1

In explanation of Example 8.1, Sutton and Barto's book says

Without planning $(n = 0)$, each episode adds only one additional step to the policy, and so only one step (the last) has been learned so far. With planning, again only one step is learned during the first episode, but here during the second episode an extensive policy has been developed that by the end of the episode will reach almost back to the start state.

My question is - why is only one step learned in the first episode with planning?

I agree with the fact that nothing is learned till the agent reaches the goal in both settings, but in the last "real step" when the agent reaches the goal, the planning steps if they choose the state and action adjacent to the recently updated square can learn a bit too.

nbro
  • 42,615
  • 12
  • 119
  • 217
Lazy Guy
  • 13
  • 3

1 Answers1

0

You're correct that the planning agent could allow value function updates to adjacent steps even in the first episode. However, the state-action pairs immediately adjacent to the goal state (only state with positive reward) might receive some updates during planning, but earlier states lack sufficient path experience to propagate value reliably since in the first episode the agent doesn’t yet have any significant amount of experience of earlier state-action pairs leading to the goal.

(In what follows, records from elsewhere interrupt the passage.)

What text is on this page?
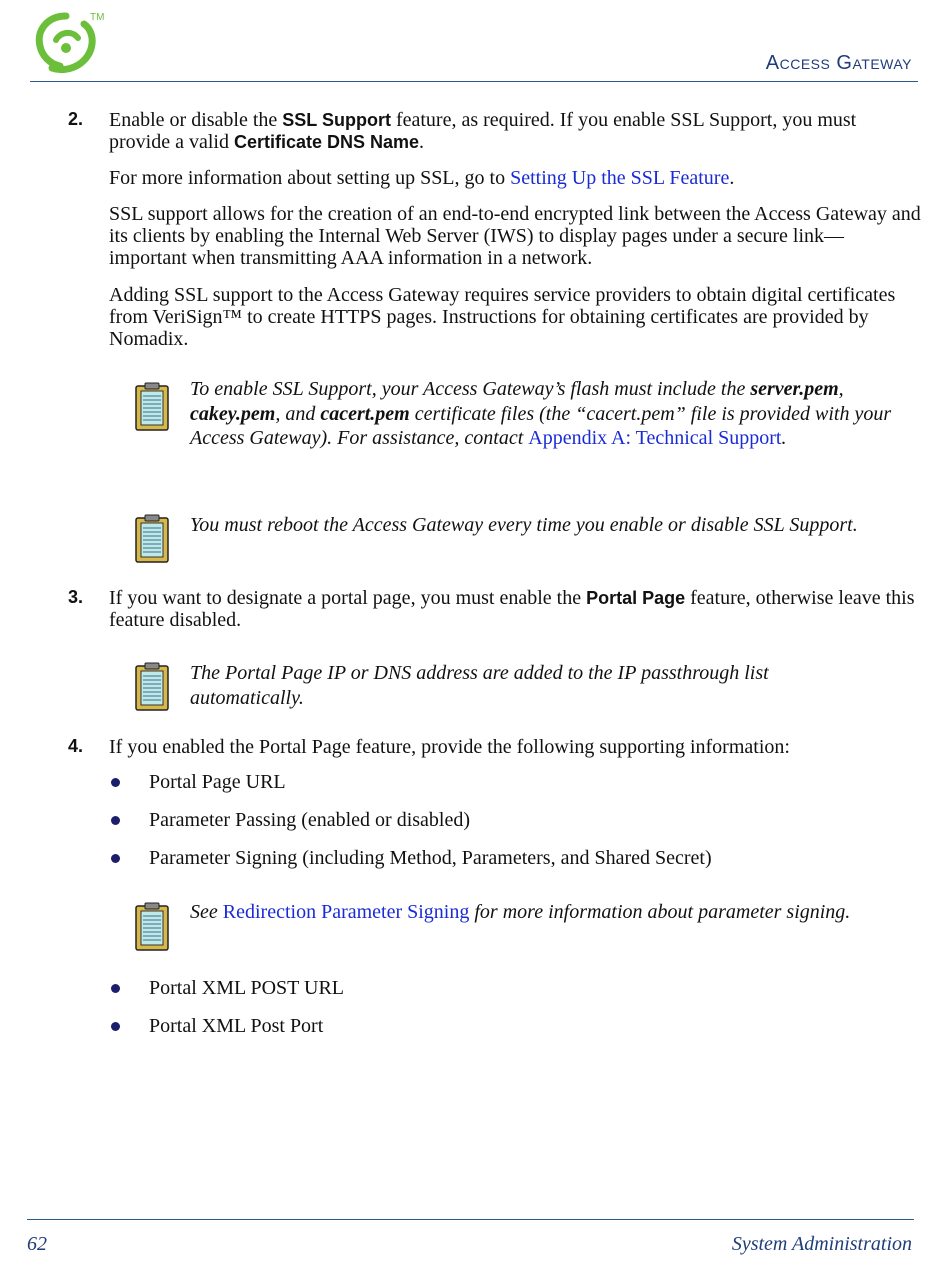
TM
Access Gateway
2. Enable or disable the SSL Support feature, as required. If you enable SSL Support, you must provide a valid Certificate DNS Name.
For more information about setting up SSL, go to Setting Up the SSL Feature.
SSL support allows for the creation of an end-to-end encrypted link between the Access Gateway and its clients by enabling the Internal Web Server (IWS) to display pages under a secure link—important when transmitting AAA information in a network.
Adding SSL support to the Access Gateway requires service providers to obtain digital certificates from VeriSign™ to create HTTPS pages. Instructions for obtaining certificates are provided by Nomadix.
To enable SSL Support, your Access Gateway’s flash must include the server.pem, cakey.pem, and cacert.pem certificate files (the “cacert.pem” file is provided with your Access Gateway). For assistance, contact Appendix A: Technical Support.
You must reboot the Access Gateway every time you enable or disable SSL Support.
3. If you want to designate a portal page, you must enable the Portal Page feature, otherwise leave this feature disabled.
The Portal Page IP or DNS address are added to the IP passthrough list automatically.
4. If you enabled the Portal Page feature, provide the following supporting information:
Portal Page URL
Parameter Passing (enabled or disabled)
Parameter Signing (including Method, Parameters, and Shared Secret)
See Redirection Parameter Signing for more information about parameter signing.
Portal XML POST URL
Portal XML Post Port
62	System Administration
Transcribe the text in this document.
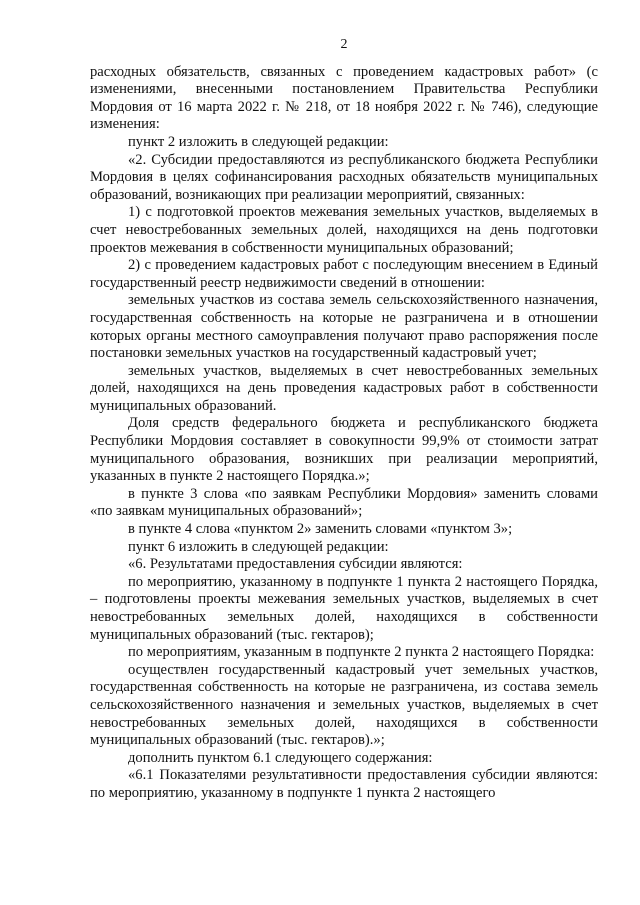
2

расходных обязательств, связанных с проведением кадастровых работ» (с изменениями, внесенными постановлением Правительства Республики Мордовия от 16 марта 2022 г. № 218, от 18 ноября 2022 г. № 746), следующие изменения:

пункт 2 изложить в следующей редакции:

«2. Субсидии предоставляются из республиканского бюджета Республики Мордовия в целях софинансирования расходных обязательств муниципальных образований, возникающих при реализации мероприятий, связанных:

1) с подготовкой проектов межевания земельных участков, выделяемых в счет невостребованных земельных долей, находящихся на день подготовки проектов межевания в собственности муниципальных образований;

2) с проведением кадастровых работ с последующим внесением в Единый государственный реестр недвижимости сведений в отношении:

земельных участков из состава земель сельскохозяйственного назначения, государственная собственность на которые не разграничена и в отношении которых органы местного самоуправления получают право распоряжения после постановки земельных участков на государственный кадастровый учет;

земельных участков, выделяемых в счет невостребованных земельных долей, находящихся на день проведения кадастровых работ в собственности муниципальных образований.

Доля средств федерального бюджета и республиканского бюджета Республики Мордовия составляет в совокупности 99,9% от стоимости затрат муниципального образования, возникших при реализации мероприятий, указанных в пункте 2 настоящего Порядка.»;

в пункте 3 слова «по заявкам Республики Мордовия» заменить словами «по заявкам муниципальных образований»;

в пункте 4 слова «пунктом 2» заменить словами «пунктом 3»;

пункт 6 изложить в следующей редакции:

«6. Результатами предоставления субсидии являются:

по мероприятию, указанному в подпункте 1 пункта 2 настоящего Порядка, – подготовлены проекты межевания земельных участков, выделяемых в счет невостребованных земельных долей, находящихся в собственности муниципальных образований (тыс. гектаров);

по мероприятиям, указанным в подпункте 2 пункта 2 настоящего Порядка:

осуществлен государственный кадастровый учет земельных участков, государственная собственность на которые не разграничена, из состава земель сельскохозяйственного назначения и земельных участков, выделяемых в счет невостребованных земельных долей, находящихся в собственности муниципальных образований (тыс. гектаров).»;

дополнить пунктом 6.1 следующего содержания:

«6.1 Показателями результативности предоставления субсидии являются: по мероприятию, указанному в подпункте 1 пункта 2 настоящего
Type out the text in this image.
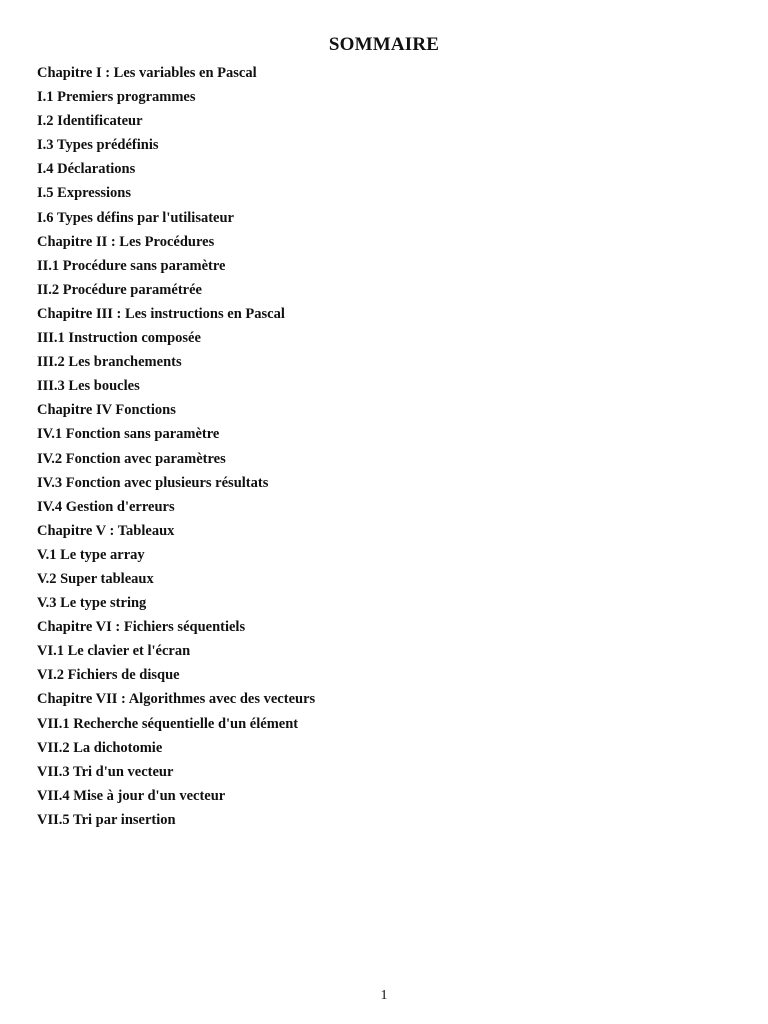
SOMMAIRE
Chapitre I : Les variables en Pascal
I.1 Premiers programmes
I.2 Identificateur
I.3 Types prédéfinis
I.4 Déclarations
I.5 Expressions
I.6 Types défins par l'utilisateur
Chapitre II : Les Procédures
II.1 Procédure sans paramètre
II.2 Procédure paramétrée
Chapitre III : Les instructions en Pascal
III.1 Instruction composée
III.2 Les branchements
III.3 Les boucles
Chapitre IV Fonctions
IV.1 Fonction sans paramètre
IV.2 Fonction avec paramètres
IV.3 Fonction avec plusieurs résultats
IV.4 Gestion d'erreurs
Chapitre V : Tableaux
V.1 Le type array
V.2 Super tableaux
V.3 Le type string
Chapitre VI : Fichiers séquentiels
VI.1 Le clavier et l'écran
VI.2 Fichiers de disque
Chapitre VII : Algorithmes avec des vecteurs
VII.1 Recherche séquentielle d'un élément
VII.2 La dichotomie
VII.3 Tri d'un vecteur
VII.4 Mise à jour d'un vecteur
VII.5 Tri par insertion
1
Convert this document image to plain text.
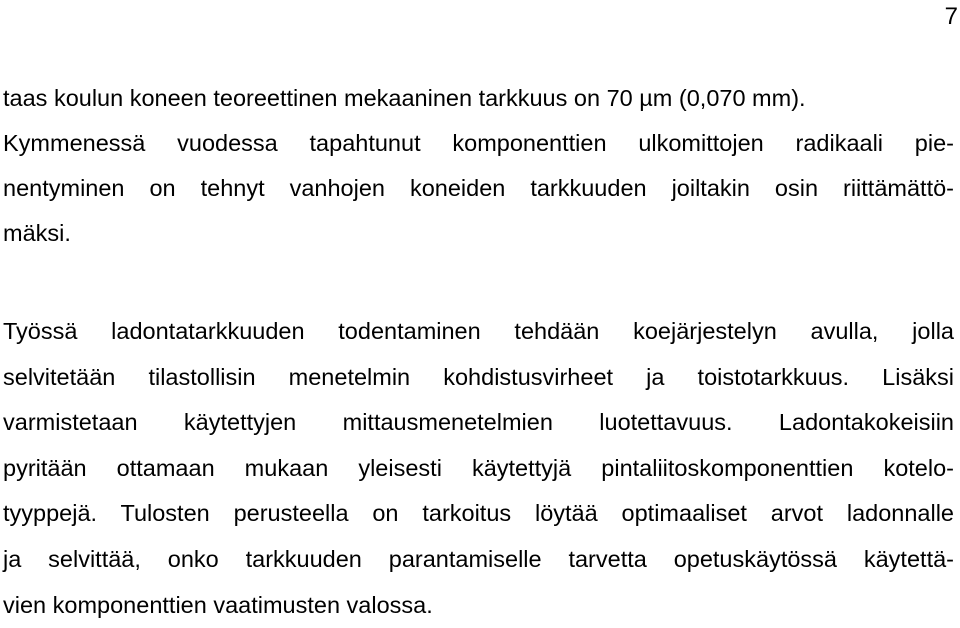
7
taas koulun koneen teoreettinen mekaaninen tarkkuus on 70 µm (0,070 mm).
Kymmenessä vuodessa tapahtunut komponenttien ulkomittojen radikaali pie-
nentyminen on tehnyt vanhojen koneiden tarkkuuden joiltakin osin riittämättö-
mäksi.
Työssä ladontatarkkuuden todentaminen tehdään koejärjestelyn avulla, jolla
selvitetään tilastollisin menetelmin kohdistusvirheet ja toistotarkkuus. Lisäksi
varmistetaan käytettyjen mittausmenetelmien luotettavuus. Ladontakokeisiin
pyritään ottamaan mukaan yleisesti käytettyjä pintaliitoskomponenttien kotelo-
tyyppejä. Tulosten perusteella on tarkoitus löytää optimaaliset arvot ladonnalle
ja selvittää, onko tarkkuuden parantamiselle tarvetta opetuskäytössä käytettä-
vien komponenttien vaatimusten valossa.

In the second episode, however, the difference isn't in the real experience which is still bottlenecked at the final goal state with positive reward, but in the growing ability of the planning agent to chain simulated value updates backward using accumulated path experience. Each episode incrementally improves the agent’s model of state-action pairs leading to the goal state from its path experience, enabling deeper credit assignment backward through planning.

cinch
  • 11,000
  • 3
  • 8
  • 17